Sample File created ✅


In [9]:
# from langchain.document_loaders import TextLoader # type: ignore

from langchain_community.document_loaders import TextLoader

loader = TextLoader("../data/text_files/machine_learning.txt", encoding="utf-8")
document = loader.load()
print(document)

[Document(metadata={'source': '../data/text_files/machine_learning.txt'}, page_content='Machine Learning Basics\n\nMachine learning is a subset of artificial intelligence that enables systems to learn and improve\nfrom experience without being explicitly programmed. It focuses on developing computer programs\nthat can access data and use it to learn for themselves.\n\nTypes of Machine Learning:\n1. Supervised Learning: Learning with labeled data\n2. Unsupervised Learning: Finding patterns in unlabeled data\n3. Reinforcement Learning: Learning through rewards and penalties\n\nApplications include image recognition, speech processing, and recommendation systems\n\n\n    ')]


In [10]:
from langchain_community.document_loaders import DirectoryLoader

dir_loader = DirectoryLoader(
    "../data/text_files",
    glob = "**/*.txt",
    loader_cls= TextLoader,
    loader_kwargs={"encoding":"utf-8"},
    show_progress=True
)

documents = dir_loader.load()
documents

100%|██████████| 2/2 [00:00<00:00, 79.32it/s]

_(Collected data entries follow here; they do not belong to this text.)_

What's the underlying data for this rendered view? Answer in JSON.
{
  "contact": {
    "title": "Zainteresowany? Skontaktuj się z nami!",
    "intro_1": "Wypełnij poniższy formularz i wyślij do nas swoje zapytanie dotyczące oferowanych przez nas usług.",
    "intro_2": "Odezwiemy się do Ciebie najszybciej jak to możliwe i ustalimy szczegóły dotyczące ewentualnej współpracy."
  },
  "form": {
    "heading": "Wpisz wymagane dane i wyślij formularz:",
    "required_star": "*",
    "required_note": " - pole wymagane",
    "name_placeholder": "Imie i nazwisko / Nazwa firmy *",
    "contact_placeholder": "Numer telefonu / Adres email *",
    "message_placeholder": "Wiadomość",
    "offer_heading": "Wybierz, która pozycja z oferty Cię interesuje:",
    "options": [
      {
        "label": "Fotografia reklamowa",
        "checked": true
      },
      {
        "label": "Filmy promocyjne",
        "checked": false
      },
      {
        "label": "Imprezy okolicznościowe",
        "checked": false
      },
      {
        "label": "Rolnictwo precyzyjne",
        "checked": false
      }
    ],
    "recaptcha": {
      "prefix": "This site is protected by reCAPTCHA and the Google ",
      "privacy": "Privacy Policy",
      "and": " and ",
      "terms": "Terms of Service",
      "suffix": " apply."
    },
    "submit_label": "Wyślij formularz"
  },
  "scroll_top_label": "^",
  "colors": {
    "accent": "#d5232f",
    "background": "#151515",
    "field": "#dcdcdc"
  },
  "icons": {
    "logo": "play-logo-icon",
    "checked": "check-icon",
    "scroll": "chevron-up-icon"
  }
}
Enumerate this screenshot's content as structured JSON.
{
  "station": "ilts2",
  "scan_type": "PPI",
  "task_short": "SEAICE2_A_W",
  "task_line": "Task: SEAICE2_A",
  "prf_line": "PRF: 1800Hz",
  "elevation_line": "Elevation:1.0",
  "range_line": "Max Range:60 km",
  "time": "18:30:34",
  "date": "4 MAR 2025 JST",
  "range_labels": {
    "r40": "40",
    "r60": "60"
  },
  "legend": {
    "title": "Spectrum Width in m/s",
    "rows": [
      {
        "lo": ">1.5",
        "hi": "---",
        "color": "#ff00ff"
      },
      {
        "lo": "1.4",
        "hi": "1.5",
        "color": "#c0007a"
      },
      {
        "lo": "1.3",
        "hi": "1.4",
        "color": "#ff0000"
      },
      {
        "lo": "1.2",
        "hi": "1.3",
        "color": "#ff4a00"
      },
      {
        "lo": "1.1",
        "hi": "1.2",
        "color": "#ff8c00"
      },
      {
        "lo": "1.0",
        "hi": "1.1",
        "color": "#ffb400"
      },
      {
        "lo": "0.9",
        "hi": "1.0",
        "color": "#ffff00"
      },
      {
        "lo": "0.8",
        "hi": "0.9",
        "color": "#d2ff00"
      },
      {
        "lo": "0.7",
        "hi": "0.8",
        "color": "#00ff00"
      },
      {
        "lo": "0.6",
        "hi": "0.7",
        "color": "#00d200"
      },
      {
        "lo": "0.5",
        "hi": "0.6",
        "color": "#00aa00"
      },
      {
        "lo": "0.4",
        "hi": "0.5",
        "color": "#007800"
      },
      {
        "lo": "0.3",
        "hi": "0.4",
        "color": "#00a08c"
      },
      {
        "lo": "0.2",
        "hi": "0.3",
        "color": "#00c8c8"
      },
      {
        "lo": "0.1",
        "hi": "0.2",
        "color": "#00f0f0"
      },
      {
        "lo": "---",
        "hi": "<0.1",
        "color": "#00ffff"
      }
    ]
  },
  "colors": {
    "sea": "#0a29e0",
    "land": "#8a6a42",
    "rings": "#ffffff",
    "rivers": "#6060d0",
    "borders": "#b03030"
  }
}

[Document(metadata={'source': '..\\data\\text_files\\machine_learning.txt'}, page_content='Machine Learning Basics\n\nMachine learning is a subset of artificial intelligence that enables systems to learn and improve\nfrom experience without being explicitly programmed. It focuses on developing computer programs\nthat can access data and use it to learn for themselves.\n\nTypes of Machine Learning:\n1. Supervised Learning: Learning with labeled data\n2. Unsupervised Learning: Finding patterns in unlabeled data\n3. Reinforcement Learning: Learning through rewards and penalties\n\nApplications include image recognition, speech processing, and recommendation systems\n\n\n    '),
 Document(metadata={'source': '..\\data\\text_files\\python_intro.txt'}, page_content='Python Programming Introduction\n\nPython is a high-level, interpreted programming language known for its simplicity and readability.\nCreated by Guido van Rossum and first released in 1991, Python has become one of the most popu

In [12]:
from langchain_community.document_loaders import PyPDFLoader, PyMuPDFLoader


dir_loader = DirectoryLoader(
    "../data/pdf",
    glob = "**/*.pdf",
    loader_cls= PyMuPDFLoader,
    show_progress=True
)

pdf_documents = dir_loader.load()
pdf_documents

100%|██████████| 5/5 [00:00<00:00,  9.09it/s]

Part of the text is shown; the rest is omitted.